Strength: A) Every 90 seconds, for 6 minutes (4 sets): Goblet squats x 10-15 reps
B) Every 90 seconds, for 6 minutes (4 sets): Seated Dumbbell press x 10-12 reps
C)Every 3 minutes, for 9 minutes (3 sets):  AbMat situps × 18-25

WOD: 5 sets for reps
30 seconds Russian swings – 55/35#
Rest 30 seconds
30 seconds Row/Airdyne for calories 
Rest 30 seconds

Strength: A) Every 2 minutes, for 10 minutes (5 sets):
Back Squat
*Set 1 – 6 reps @ 65%
*Set 2 – 4 reps @ 75%
*Set 3 – 2 reps @ 85%
*Set 4 – 2 reps @ 90%
*Set 5 – 1 rep @ 95%
followed by…
One set of:
Back Squat x Max Unbroken Reps @ 87%
(athletes are allowed only on full breathing cycle at the top of the lift – exhale, inhale, brace and descend – once more rest is taken at the top, the set is over)

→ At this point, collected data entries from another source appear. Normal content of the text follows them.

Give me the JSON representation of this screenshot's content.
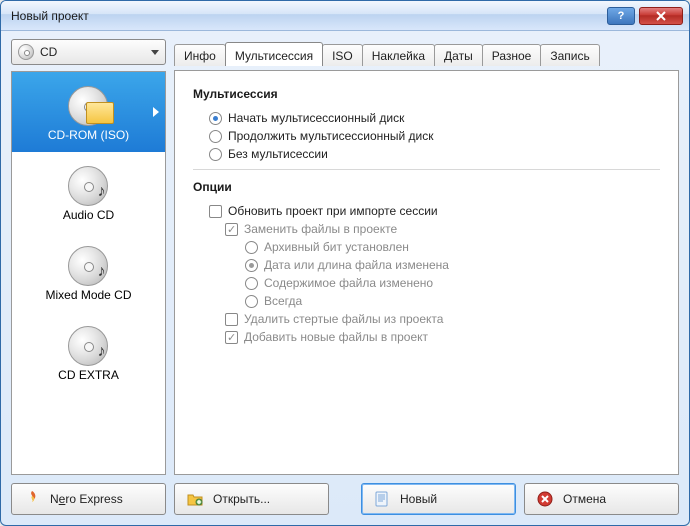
{
  "window": {
    "title": "Новый проект"
  },
  "combo": {
    "label": "CD"
  },
  "tabs": {
    "info": "Инфо",
    "multi": "Мультисессия",
    "iso": "ISO",
    "label": "Наклейка",
    "dates": "Даты",
    "misc": "Разное",
    "burn": "Запись"
  },
  "projects": {
    "cdrom": "CD-ROM (ISO)",
    "audio": "Audio CD",
    "mixed": "Mixed Mode CD",
    "extra": "CD EXTRA"
  },
  "section_multi": "Мультисессия",
  "section_options": "Опции",
  "multi": {
    "start": "Начать мультисессионный диск",
    "continue": "Продолжить мультисессионный диск",
    "none": "Без мультисессии"
  },
  "opts": {
    "refresh": "Обновить проект при импорте сессии",
    "replace": "Заменить файлы в проекте",
    "arch": "Архивный бит установлен",
    "date": "Дата или длина файла изменена",
    "content": "Содержимое файла изменено",
    "always": "Всегда",
    "del": "Удалить стертые файлы из проекта",
    "add": "Добавить новые файлы в проект"
  },
  "buttons": {
    "express_pre": "N",
    "express_u": "e",
    "express_post": "ro Express",
    "open": "Открыть...",
    "new": "Новый",
    "cancel": "Отмена"
  }
}
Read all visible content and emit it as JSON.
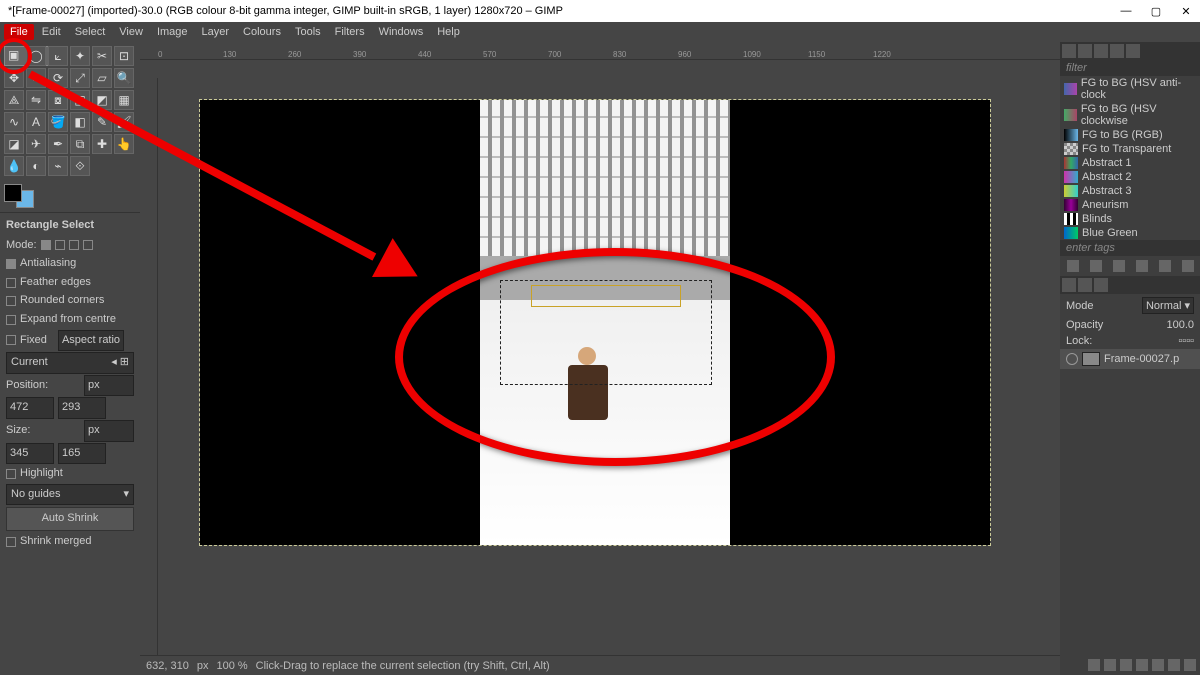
{
  "window": {
    "title": "*[Frame-00027] (imported)-30.0 (RGB colour 8-bit gamma integer, GIMP built-in sRGB, 1 layer) 1280x720 – GIMP",
    "controls": {
      "min": "—",
      "max": "▢",
      "close": "✕"
    }
  },
  "menu": [
    "File",
    "Edit",
    "Select",
    "View",
    "Image",
    "Layer",
    "Colours",
    "Tools",
    "Filters",
    "Windows",
    "Help"
  ],
  "tool_options": {
    "title": "Rectangle Select",
    "mode_label": "Mode:",
    "antialiasing": "Antialiasing",
    "feather": "Feather edges",
    "rounded": "Rounded corners",
    "expand": "Expand from centre",
    "fixed": "Fixed",
    "fixed_kind": "Aspect ratio",
    "current": "Current",
    "pos_label": "Position:",
    "pos_unit": "px",
    "pos_x": "472",
    "pos_y": "293",
    "size_label": "Size:",
    "size_unit": "px",
    "size_w": "345",
    "size_h": "165",
    "highlight": "Highlight",
    "guides": "No guides",
    "autoshrink": "Auto Shrink",
    "shrinkmerged": "Shrink merged"
  },
  "status": {
    "coords": "632, 310",
    "unit": "px",
    "zoom": "100 %",
    "help": "Click-Drag to replace the current selection (try Shift, Ctrl, Alt)"
  },
  "ruler_ticks": [
    "0",
    "130",
    "260",
    "390",
    "440",
    "570",
    "700",
    "830",
    "960",
    "1090",
    "1150",
    "1220"
  ],
  "right_panel": {
    "filter_label": "filter",
    "gradients": [
      {
        "name": "FG to BG (HSV anti-clock",
        "sw": "linear-gradient(90deg,#46a,#a4a)"
      },
      {
        "name": "FG to BG (HSV clockwise",
        "sw": "linear-gradient(90deg,#4a6,#a46)"
      },
      {
        "name": "FG to BG (RGB)",
        "sw": "linear-gradient(90deg,#000,#6bb7e8)"
      },
      {
        "name": "FG to Transparent",
        "sw": "repeating-conic-gradient(#888 0 25%,#ccc 0 50%) 0/6px 6px"
      },
      {
        "name": "Abstract 1",
        "sw": "linear-gradient(90deg,#a33,#3a6,#36a)"
      },
      {
        "name": "Abstract 2",
        "sw": "linear-gradient(90deg,#c3a,#3ac)"
      },
      {
        "name": "Abstract 3",
        "sw": "linear-gradient(90deg,#cc3,#3cc)"
      },
      {
        "name": "Aneurism",
        "sw": "linear-gradient(90deg,#303,#909,#303)"
      },
      {
        "name": "Blinds",
        "sw": "repeating-linear-gradient(90deg,#fff 0 3px,#000 3px 6px)"
      },
      {
        "name": "Blue Green",
        "sw": "linear-gradient(90deg,#06c,#0c6)"
      }
    ],
    "tags": "enter tags",
    "mode_label": "Mode",
    "mode_value": "Normal",
    "opacity_label": "Opacity",
    "opacity_value": "100.0",
    "lock_label": "Lock:",
    "layer_name": "Frame-00027.p"
  }
}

B) On the minute, for 3 minutes:
Tall Jerks x 3 reps
Immediately followed by…
Six sets of:
Jerk with Pause x 2 reps
(Dip and hold for 2 seconds at the bottom of the dip, then drive.)
Rest as needed
Increase by 5% on last weeks results. Use Jerk Blocks if possible.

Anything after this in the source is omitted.